Seemed reasonable, right? Seemed like a case that no matter what the outcome, couldn’t fail, right? I mean the County paid me to step in and represent their Coroner since the County Attorney could not represent the County and the Coroner.

The Judge thought the case was frivolous, and he ordered the Coroner in his official capacity to pay the County’s attorney fees, and me as the Coroner’s lawyer. Then came a 7-year legal wrangling over who pays who. Even though the GA Supreme Court during the litigation ruled in Lue v Eady773 S.E.2d 679 (Ga. 2015) that in your official capacity case bills are always paid by the municipality/county, it was no matter here.

For many of us, the practice of law is not what it used to be. Some of it is good, some of it is not so good.

Electronic filing is good. We can file at midnight and procrastinate longer on a brief before getting it in. Remote work that used to be frowned upon is now normal after COVID. You can work anywhere as long as you work.

The “bad” is the system seems more political. Appointments and judges seem more about who plays golf with who, instead of who is really the best. You used to be able to give your word to another colleague on an extension and it was as good as gold. Now, you better have that extension signed by the judge and electronically filed. Somewhere, some lawyers forgot that our word is our bond.

Discovery. Don’t even get me started. Unless you are a big firm and have already “discovered” the smoking gun- don’t expect the other side to turn over anything meaningful. And if they do turn over files, kindly expect the files to be electronically encrypted without a key. How did our profession become like this?

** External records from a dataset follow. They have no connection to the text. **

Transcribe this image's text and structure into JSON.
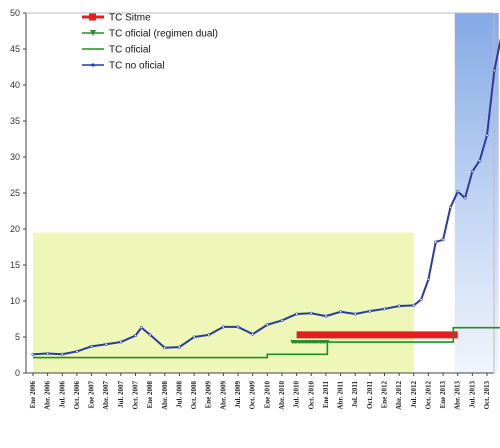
{
  "chart_data": {
    "type": "line",
    "title": "",
    "xlabel": "",
    "ylabel": "",
    "ylim": [
      0,
      50
    ],
    "y_ticks": [
      "0",
      "5",
      "10",
      "15",
      "20",
      "25",
      "30",
      "35",
      "40",
      "45",
      "50"
    ],
    "grid": false,
    "legend_position": "top-left",
    "x_tick_labels": [
      "Ene 2006",
      "Abr. 2006",
      "Jul. 2006",
      "Oct. 2006",
      "Ene 2007",
      "Abr. 2007",
      "Jul. 2007",
      "Oct. 2007",
      "Ene 2008",
      "Abr. 2008",
      "Jul. 2008",
      "Oct. 2008",
      "Ene 2009",
      "Abr. 2009",
      "Jul. 2009",
      "Oct. 2009",
      "Ene 2010",
      "Abr. 2010",
      "Jul. 2010",
      "Oct. 2010",
      "Ene 2011",
      "Abr. 2011",
      "Jul. 2011",
      "Oct. 2011",
      "Ene 2012",
      "Abr. 2012",
      "Jul. 2012",
      "Oct. 2012",
      "Ene 2013",
      "Abr. 2013",
      "Jul. 2013",
      "Oct. 2013"
    ],
    "shaded_regions": [
      {
        "x_start": 0,
        "x_end": 26,
        "y_top": 19.5,
        "color": "#eef7b8"
      },
      {
        "x_start": 28.8,
        "x_end": 31.8,
        "y_top": 50,
        "color": "#8fb3e6"
      }
    ],
    "series": [
      {
        "name": "TC Sitme",
        "color": "#e02020",
        "style": "thick-bar",
        "points": [
          [
            18,
            5.3
          ],
          [
            29,
            5.3
          ]
        ]
      },
      {
        "name": "TC oficial  (regimen dual)",
        "color": "#2e8b2e",
        "style": "marker-line",
        "points": [
          [
            17.7,
            4.3
          ],
          [
            20.1,
            4.3
          ]
        ]
      },
      {
        "name": "TC oficial",
        "color": "#1f8f1f",
        "style": "step",
        "points": [
          [
            0,
            2.15
          ],
          [
            16,
            2.15
          ],
          [
            16,
            2.6
          ],
          [
            20.1,
            2.6
          ],
          [
            20.1,
            4.3
          ],
          [
            28.7,
            4.3
          ],
          [
            28.7,
            6.3
          ],
          [
            32,
            6.3
          ]
        ]
      },
      {
        "name": "TC no oficial",
        "color": "#283c9c",
        "style": "line",
        "points": [
          [
            0,
            2.6
          ],
          [
            1,
            2.7
          ],
          [
            2,
            2.6
          ],
          [
            3,
            3.0
          ],
          [
            4,
            3.7
          ],
          [
            5,
            4.0
          ],
          [
            6,
            4.3
          ],
          [
            7,
            5.2
          ],
          [
            7.4,
            6.3
          ],
          [
            8,
            5.3
          ],
          [
            9,
            3.5
          ],
          [
            10,
            3.6
          ],
          [
            11,
            5.0
          ],
          [
            12,
            5.3
          ],
          [
            13,
            6.4
          ],
          [
            14,
            6.4
          ],
          [
            15,
            5.4
          ],
          [
            16,
            6.7
          ],
          [
            17,
            7.3
          ],
          [
            18,
            8.2
          ],
          [
            19,
            8.3
          ],
          [
            20,
            7.9
          ],
          [
            21,
            8.5
          ],
          [
            22,
            8.2
          ],
          [
            23,
            8.6
          ],
          [
            24,
            8.9
          ],
          [
            25,
            9.3
          ],
          [
            26,
            9.4
          ],
          [
            26.5,
            10.2
          ],
          [
            27,
            13.0
          ],
          [
            27.5,
            18.2
          ],
          [
            28,
            18.5
          ],
          [
            28.5,
            23.0
          ],
          [
            29,
            25.2
          ],
          [
            29.5,
            24.3
          ],
          [
            30,
            28.0
          ],
          [
            30.5,
            29.5
          ],
          [
            31,
            33.0
          ],
          [
            31.5,
            42.0
          ],
          [
            32,
            47.0
          ]
        ]
      }
    ]
  }
}
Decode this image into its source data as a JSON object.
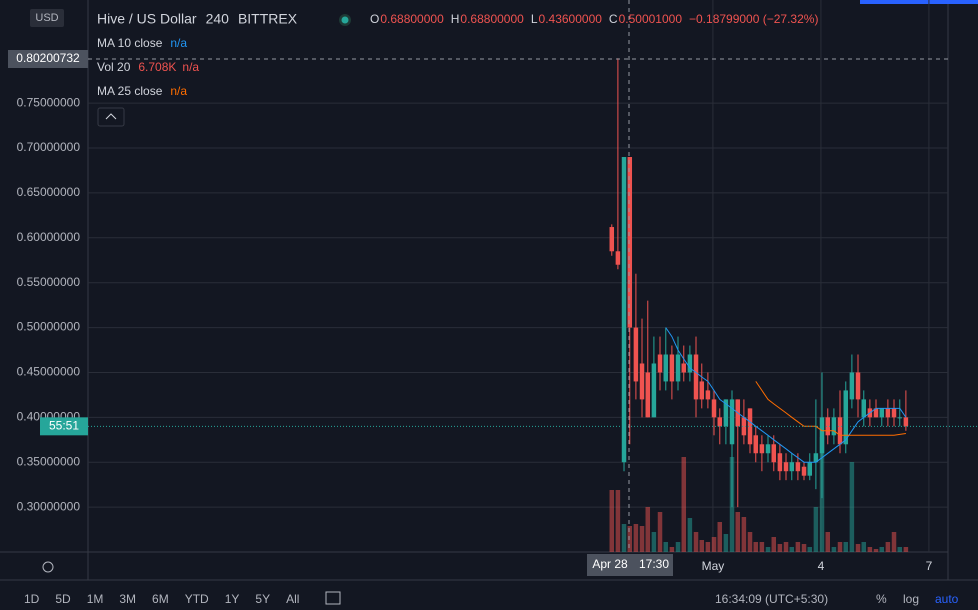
{
  "header": {
    "symbol": "Hive / US Dollar",
    "interval": "240",
    "exchange": "BITTREX",
    "ohlc": [
      {
        "key": "O",
        "value": "0.68800000"
      },
      {
        "key": "H",
        "value": "0.68800000"
      },
      {
        "key": "L",
        "value": "0.43600000"
      },
      {
        "key": "C",
        "value": "0.50001000"
      }
    ],
    "change": "−0.18799000 (−27.32%)"
  },
  "chart_data": {
    "type": "candlestick",
    "x": [
      -1.81,
      -1.64,
      -1.47,
      -1.31,
      -1.14,
      -0.97,
      -0.81,
      -0.64,
      -0.47,
      -0.31,
      -0.14,
      0.03,
      0.19,
      0.36,
      0.53,
      0.69,
      0.86,
      1.03,
      1.19,
      1.36,
      1.53,
      1.69,
      1.86,
      2.03,
      2.19,
      2.36,
      2.53,
      2.69,
      2.86,
      3.03,
      3.19,
      3.36,
      3.53,
      3.69,
      3.86,
      4.03,
      4.19,
      4.36,
      4.53,
      4.69,
      4.86,
      5.03,
      5.19,
      5.36,
      5.53,
      5.69,
      5.86,
      6.03,
      6.19,
      6.36
    ],
    "open": [
      0.612,
      0.585,
      0.35,
      0.69,
      0.5,
      0.46,
      0.45,
      0.4,
      0.47,
      0.44,
      0.47,
      0.44,
      0.46,
      0.45,
      0.47,
      0.44,
      0.43,
      0.42,
      0.4,
      0.39,
      0.37,
      0.42,
      0.4,
      0.41,
      0.38,
      0.37,
      0.36,
      0.37,
      0.36,
      0.35,
      0.34,
      0.35,
      0.345,
      0.335,
      0.35,
      0.36,
      0.4,
      0.38,
      0.4,
      0.37,
      0.42,
      0.45,
      0.4,
      0.41,
      0.41,
      0.4,
      0.41,
      0.41,
      0.4,
      0.4
    ],
    "high": [
      0.615,
      0.8,
      0.69,
      0.69,
      0.56,
      0.51,
      0.53,
      0.49,
      0.49,
      0.5,
      0.48,
      0.49,
      0.48,
      0.48,
      0.49,
      0.46,
      0.45,
      0.43,
      0.41,
      0.42,
      0.43,
      0.42,
      0.42,
      0.41,
      0.39,
      0.38,
      0.38,
      0.38,
      0.37,
      0.36,
      0.36,
      0.36,
      0.35,
      0.36,
      0.42,
      0.45,
      0.41,
      0.41,
      0.43,
      0.44,
      0.47,
      0.47,
      0.43,
      0.42,
      0.42,
      0.41,
      0.42,
      0.42,
      0.42,
      0.43
    ],
    "low": [
      0.58,
      0.565,
      0.34,
      0.37,
      0.42,
      0.4,
      0.4,
      0.4,
      0.43,
      0.43,
      0.42,
      0.43,
      0.44,
      0.44,
      0.4,
      0.41,
      0.41,
      0.38,
      0.37,
      0.37,
      0.3,
      0.3,
      0.37,
      0.36,
      0.35,
      0.34,
      0.35,
      0.34,
      0.33,
      0.33,
      0.33,
      0.33,
      0.33,
      0.33,
      0.32,
      0.31,
      0.37,
      0.37,
      0.36,
      0.36,
      0.41,
      0.4,
      0.39,
      0.39,
      0.4,
      0.39,
      0.39,
      0.39,
      0.39,
      0.385
    ],
    "close": [
      0.585,
      0.57,
      0.69,
      0.5,
      0.44,
      0.42,
      0.4,
      0.46,
      0.45,
      0.47,
      0.44,
      0.47,
      0.45,
      0.47,
      0.42,
      0.42,
      0.42,
      0.4,
      0.39,
      0.42,
      0.42,
      0.39,
      0.38,
      0.37,
      0.36,
      0.36,
      0.37,
      0.35,
      0.34,
      0.34,
      0.35,
      0.34,
      0.335,
      0.35,
      0.36,
      0.4,
      0.38,
      0.4,
      0.37,
      0.43,
      0.45,
      0.42,
      0.42,
      0.4,
      0.4,
      0.41,
      0.4,
      0.4,
      0.4,
      0.39
    ],
    "up_color": "#26a69a",
    "down_color": "#ef5350",
    "xlim": [
      -16.36,
      7.53
    ],
    "xticks": [
      {
        "value": 1,
        "label": "May"
      },
      4,
      7
    ],
    "ylim": [
      0.25,
      0.856
    ],
    "yticks": [
      {
        "value": 0.3,
        "label": "0.30000000"
      },
      {
        "value": 0.35,
        "label": "0.35000000"
      },
      {
        "value": 0.4,
        "label": "0.40000000"
      },
      {
        "value": 0.45,
        "label": "0.45000000"
      },
      {
        "value": 0.5,
        "label": "0.50000000"
      },
      {
        "value": 0.55,
        "label": "0.55000000"
      },
      {
        "value": 0.6,
        "label": "0.60000000"
      },
      {
        "value": 0.65,
        "label": "0.65000000"
      },
      {
        "value": 0.7,
        "label": "0.70000000"
      },
      {
        "value": 0.75,
        "label": "0.75000000"
      }
    ],
    "grid": true,
    "currency": "USD",
    "volume": {
      "name": "Vol 20",
      "value_label": "6.708K",
      "status": "n/a",
      "values": [
        62,
        62,
        28,
        26,
        28,
        26,
        45,
        20,
        40,
        10,
        5,
        10,
        95,
        34,
        20,
        12,
        10,
        15,
        30,
        18,
        95,
        40,
        35,
        20,
        10,
        10,
        5,
        15,
        8,
        10,
        5,
        10,
        8,
        5,
        45,
        115,
        20,
        5,
        10,
        10,
        90,
        8,
        10,
        5,
        3,
        5,
        10,
        20,
        5,
        5
      ]
    },
    "series": [
      {
        "name": "MA 10 close",
        "status": "n/a",
        "color": "#2196f3",
        "values": [
          null,
          null,
          null,
          null,
          null,
          null,
          null,
          null,
          null,
          0.5,
          0.49,
          0.475,
          0.465,
          0.455,
          0.45,
          0.445,
          0.44,
          0.43,
          0.42,
          0.415,
          0.41,
          0.405,
          0.4,
          0.395,
          0.39,
          0.385,
          0.38,
          0.375,
          0.37,
          0.365,
          0.36,
          0.355,
          0.35,
          0.35,
          0.35,
          0.355,
          0.36,
          0.365,
          0.37,
          0.375,
          0.385,
          0.395,
          0.4,
          0.405,
          0.41,
          0.41,
          0.41,
          0.41,
          0.41,
          0.4
        ]
      },
      {
        "name": "MA 25 close",
        "status": "n/a",
        "color": "#ff6d00",
        "values": [
          null,
          null,
          null,
          null,
          null,
          null,
          null,
          null,
          null,
          null,
          null,
          null,
          null,
          null,
          null,
          null,
          null,
          null,
          null,
          null,
          null,
          null,
          null,
          null,
          0.44,
          0.43,
          0.42,
          0.415,
          0.41,
          0.405,
          0.4,
          0.395,
          0.39,
          0.39,
          0.39,
          0.385,
          0.385,
          0.385,
          0.38,
          0.38,
          0.38,
          0.38,
          0.38,
          0.38,
          0.38,
          0.38,
          0.38,
          0.38,
          0.381,
          0.382
        ]
      }
    ],
    "crosshair": {
      "price": "0.80200732",
      "date": "Apr 28",
      "time": "17:30"
    },
    "countdown": "55:51"
  },
  "toolbar": {
    "ranges": [
      "1D",
      "5D",
      "1M",
      "3M",
      "6M",
      "YTD",
      "1Y",
      "5Y",
      "All"
    ],
    "time": "16:34:09 (UTC+5:30)",
    "options": [
      "%",
      "log",
      "auto"
    ]
  }
}
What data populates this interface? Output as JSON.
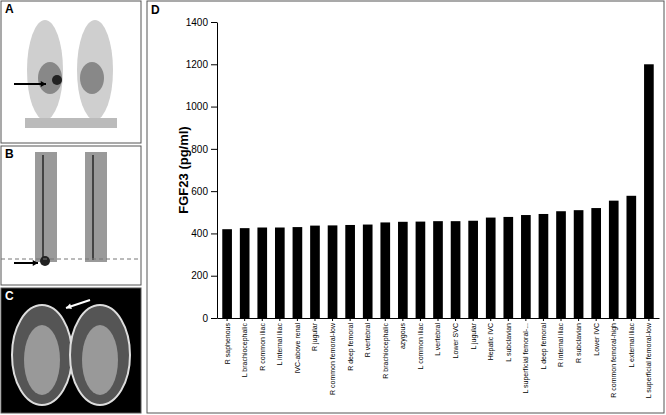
{
  "panels": [
    "A",
    "B",
    "C",
    "D"
  ],
  "chart_data": {
    "type": "bar",
    "ylabel": "FGF23 (pg/ml)",
    "categories": [
      "R saphenous",
      "L brachiocephalic",
      "R common iliac",
      "L internal iliac",
      "IVC-above renal",
      "R jugular",
      "R common femoral-low",
      "R deep femoral",
      "R vertebral",
      "R brachiocephalic",
      "azygous",
      "L common iliac",
      "L vertebral",
      "Lower SVC",
      "L jugular",
      "Hepatic IVC",
      "L subclavian",
      "L superficial femoral-...",
      "L deep femoral",
      "R internal iliac",
      "R subclavian",
      "Lower IVC",
      "R common femoral-high",
      "L external iliac",
      "L superficial femoral-low"
    ],
    "values": [
      420,
      425,
      428,
      428,
      430,
      437,
      438,
      440,
      442,
      452,
      455,
      456,
      458,
      458,
      460,
      475,
      478,
      487,
      492,
      505,
      510,
      520,
      555,
      578,
      1200
    ],
    "color": "#000000",
    "ylim": [
      0,
      1400
    ],
    "yticks": [
      0,
      200,
      400,
      600,
      800,
      1000,
      1200,
      1400
    ],
    "grid": false
  }
}
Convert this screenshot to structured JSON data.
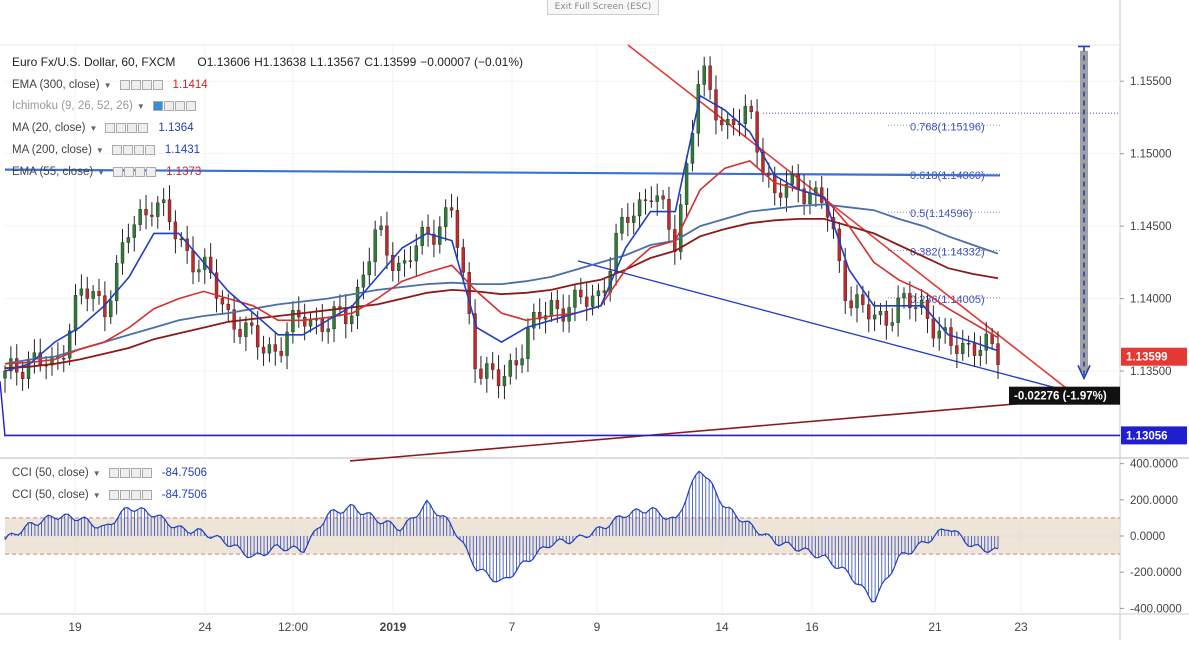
{
  "header": {
    "exit_fullscreen": "Exit Full Screen (ESC)",
    "symbol": "Euro Fx/U.S. Dollar, 60, FXCM",
    "open": "O1.13606",
    "high": "H1.13638",
    "low": "L1.13567",
    "close": "C1.13599",
    "change": "−0.00007 (−0.01%)"
  },
  "legend": [
    {
      "label": "EMA (300, close)",
      "value": "1.1414",
      "color": "#c62828"
    },
    {
      "label": "Ichimoku (9, 26, 52, 26)",
      "value": "",
      "color": "#999999"
    },
    {
      "label": "MA (20, close)",
      "value": "1.1364",
      "color": "#1f3fbf"
    },
    {
      "label": "MA (200, close)",
      "value": "1.1431",
      "color": "#1f3fbf"
    },
    {
      "label": "EMA (55, close)",
      "value": "1.1373",
      "color": "#c62828"
    }
  ],
  "cci_legend": [
    {
      "label": "CCI (50, close)",
      "value": "-84.7506",
      "color": "#1f3fbf"
    },
    {
      "label": "CCI (50, close)",
      "value": "-84.7506",
      "color": "#1f3fbf"
    }
  ],
  "price_axis": {
    "ticks": [
      "1.15500",
      "1.15000",
      "1.14500",
      "1.14000",
      "1.13500"
    ],
    "current_label": "1.13599",
    "support_label": "1.13056",
    "measure_label": "-0.02276 (-1.97%)"
  },
  "fib_levels": [
    {
      "label": "0.768(1.15196)",
      "price": 1.15196
    },
    {
      "label": "0.618(1.14860)",
      "price": 1.1486
    },
    {
      "label": "0.5(1.14596)",
      "price": 1.14596
    },
    {
      "label": "0.382(1.14332)",
      "price": 1.14332
    },
    {
      "label": "0.236(1.14005)",
      "price": 1.14005
    }
  ],
  "cci_axis": {
    "ticks": [
      "400.0000",
      "200.0000",
      "0.0000",
      "-200.0000",
      "-400.0000"
    ]
  },
  "time_axis": {
    "ticks": [
      "19",
      "24",
      "12:00",
      "2019",
      "7",
      "9",
      "14",
      "16",
      "21",
      "23"
    ]
  },
  "colors": {
    "up_candle": "#2e7d32",
    "down_candle": "#c62828",
    "ma20": "#1f3fbf",
    "ma200": "#4a6fa8",
    "ema55": "#d32f2f",
    "ema300": "#8b1a1a",
    "trend_red": "#e53935",
    "trend_blue": "#2340c8",
    "flag_blue": "#3a6fd8",
    "cci_blue": "#1f3fbf",
    "cci_band": "#e8dccb"
  },
  "chart_data": {
    "type": "line",
    "title": "Euro Fx/U.S. Dollar, 60, FXCM",
    "price_ylim": [
      1.129,
      1.1575
    ],
    "cci_ylim": [
      -420,
      420
    ],
    "x": [
      0,
      6,
      12,
      18,
      24,
      30,
      36,
      42,
      48,
      54,
      60,
      66,
      72,
      78,
      84,
      90,
      96,
      102,
      108,
      114,
      120,
      126,
      132,
      138,
      144,
      150,
      156,
      162,
      168,
      174,
      180,
      186,
      192,
      198,
      204,
      210,
      216,
      222,
      228,
      234,
      240
    ],
    "series": [
      {
        "name": "close",
        "values": [
          1.1345,
          1.136,
          1.135,
          1.1405,
          1.1395,
          1.1445,
          1.147,
          1.144,
          1.142,
          1.139,
          1.137,
          1.1365,
          1.139,
          1.138,
          1.1395,
          1.1445,
          1.142,
          1.1445,
          1.146,
          1.1355,
          1.134,
          1.1375,
          1.1395,
          1.1395,
          1.1405,
          1.1455,
          1.1475,
          1.144,
          1.1555,
          1.152,
          1.1525,
          1.147,
          1.148,
          1.1465,
          1.14,
          1.1385,
          1.1395,
          1.1395,
          1.1365,
          1.137,
          1.136
        ]
      },
      {
        "name": "MA (20, close)",
        "values": [
          1.135,
          1.1355,
          1.137,
          1.138,
          1.1395,
          1.1415,
          1.1445,
          1.1445,
          1.1425,
          1.1405,
          1.139,
          1.1375,
          1.1375,
          1.1385,
          1.1395,
          1.1415,
          1.1435,
          1.1445,
          1.144,
          1.138,
          1.137,
          1.138,
          1.1385,
          1.139,
          1.1395,
          1.1435,
          1.146,
          1.146,
          1.154,
          1.153,
          1.1515,
          1.1485,
          1.1475,
          1.147,
          1.142,
          1.1395,
          1.1395,
          1.1395,
          1.1375,
          1.137,
          1.1364
        ]
      },
      {
        "name": "MA (200, close)",
        "values": [
          1.1355,
          1.1358,
          1.136,
          1.1365,
          1.137,
          1.1375,
          1.138,
          1.1385,
          1.1388,
          1.139,
          1.1393,
          1.1396,
          1.1398,
          1.14,
          1.1403,
          1.1406,
          1.1408,
          1.141,
          1.1411,
          1.141,
          1.141,
          1.1412,
          1.1415,
          1.142,
          1.1425,
          1.143,
          1.1437,
          1.144,
          1.145,
          1.1455,
          1.146,
          1.1462,
          1.1464,
          1.1465,
          1.1463,
          1.1461,
          1.1455,
          1.145,
          1.1443,
          1.1437,
          1.1431
        ]
      },
      {
        "name": "EMA (55, close)",
        "values": [
          1.1355,
          1.1356,
          1.1358,
          1.1365,
          1.137,
          1.138,
          1.1393,
          1.14,
          1.1405,
          1.14,
          1.1395,
          1.1385,
          1.1385,
          1.1387,
          1.139,
          1.14,
          1.1412,
          1.1418,
          1.1423,
          1.1405,
          1.139,
          1.1385,
          1.1388,
          1.139,
          1.1395,
          1.142,
          1.1435,
          1.144,
          1.1475,
          1.149,
          1.1495,
          1.148,
          1.1475,
          1.147,
          1.145,
          1.1425,
          1.1413,
          1.1405,
          1.1393,
          1.1383,
          1.1373
        ]
      },
      {
        "name": "EMA (300, close)",
        "values": [
          1.1352,
          1.1353,
          1.1355,
          1.1358,
          1.1362,
          1.1366,
          1.1372,
          1.1376,
          1.138,
          1.1384,
          1.1386,
          1.1388,
          1.139,
          1.1392,
          1.1394,
          1.1396,
          1.14,
          1.1404,
          1.1406,
          1.1405,
          1.1403,
          1.1404,
          1.1406,
          1.141,
          1.1413,
          1.142,
          1.1428,
          1.1433,
          1.1443,
          1.1448,
          1.1452,
          1.1454,
          1.1455,
          1.1455,
          1.145,
          1.1445,
          1.1437,
          1.1429,
          1.1421,
          1.1417,
          1.1414
        ]
      },
      {
        "name": "CCI (50, close)",
        "values": [
          -20,
          60,
          110,
          100,
          40,
          160,
          120,
          40,
          20,
          -40,
          -120,
          -60,
          -80,
          120,
          160,
          90,
          40,
          180,
          60,
          -180,
          -260,
          -140,
          -40,
          -20,
          40,
          120,
          150,
          80,
          380,
          160,
          60,
          -30,
          -70,
          -120,
          -210,
          -360,
          -120,
          -40,
          50,
          -60,
          -84.75
        ]
      }
    ]
  }
}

For many of us, we pine over the “good ole days” in how we treated each other and why we became a lawyer in the first place: to do good works and make a difference in our corner of the world. Then, you get so many years into practice and find out the rules have changed. You wonder, “Was this what I signed up for?”  

Who am I?

When someone asks you what you do for a living, you used to be glad to tell them you were a lawyer. Now, you shy away from those introductions. Who wants to admit they are part of a profession that lies and cheats? Do I really identify as one of THOSE lawyers?

In my case, how the other side obtained an alias FIFA when they lost the first one, then changed up the entire case caption is reminiscent of old school racketeering.

How could a lawyer do that to another lawyer? Aren’t we in the same profession, fighting for what is right? Or it is really just about winning at all costs, even if you cheat?  I didn’t think I signed up for that when I became a lawyer. Did I?

Is that who I am now? Is THAT my identity? Am I one of THOSE lawyers?

Surely not.

I can’t tell you if you made the right decision to be a lawyer. Only you know that. We all go through phases when we wonder who we are and how did we get here.

If you are having an identity crisis, all I can tell you, is try not to spend $71,000 to figure out who you are. I don’t believe the ruling for me to pay $71,000was fair or just, but politics is politics.

Silence is complicity.

Maybe those of us who see a crisis in the profession should YELL LOUDER.

We all became lawyers for a reason. No matter how horrible some members of our profession become, how political the judges lean, or how grotesque opposing lawyers become in not handing over discovery, concealing documents, or just plain cheating in court, our profession is still a wonderful one with all of its messiness and ambiguity.

I don’t know about you. But I’d do it all over again. I don’t care what people say about me. Or that doing what is right is often unpopular to the status quo.

Those people don’t matter anyway. Our identity is who we know ourselves to be.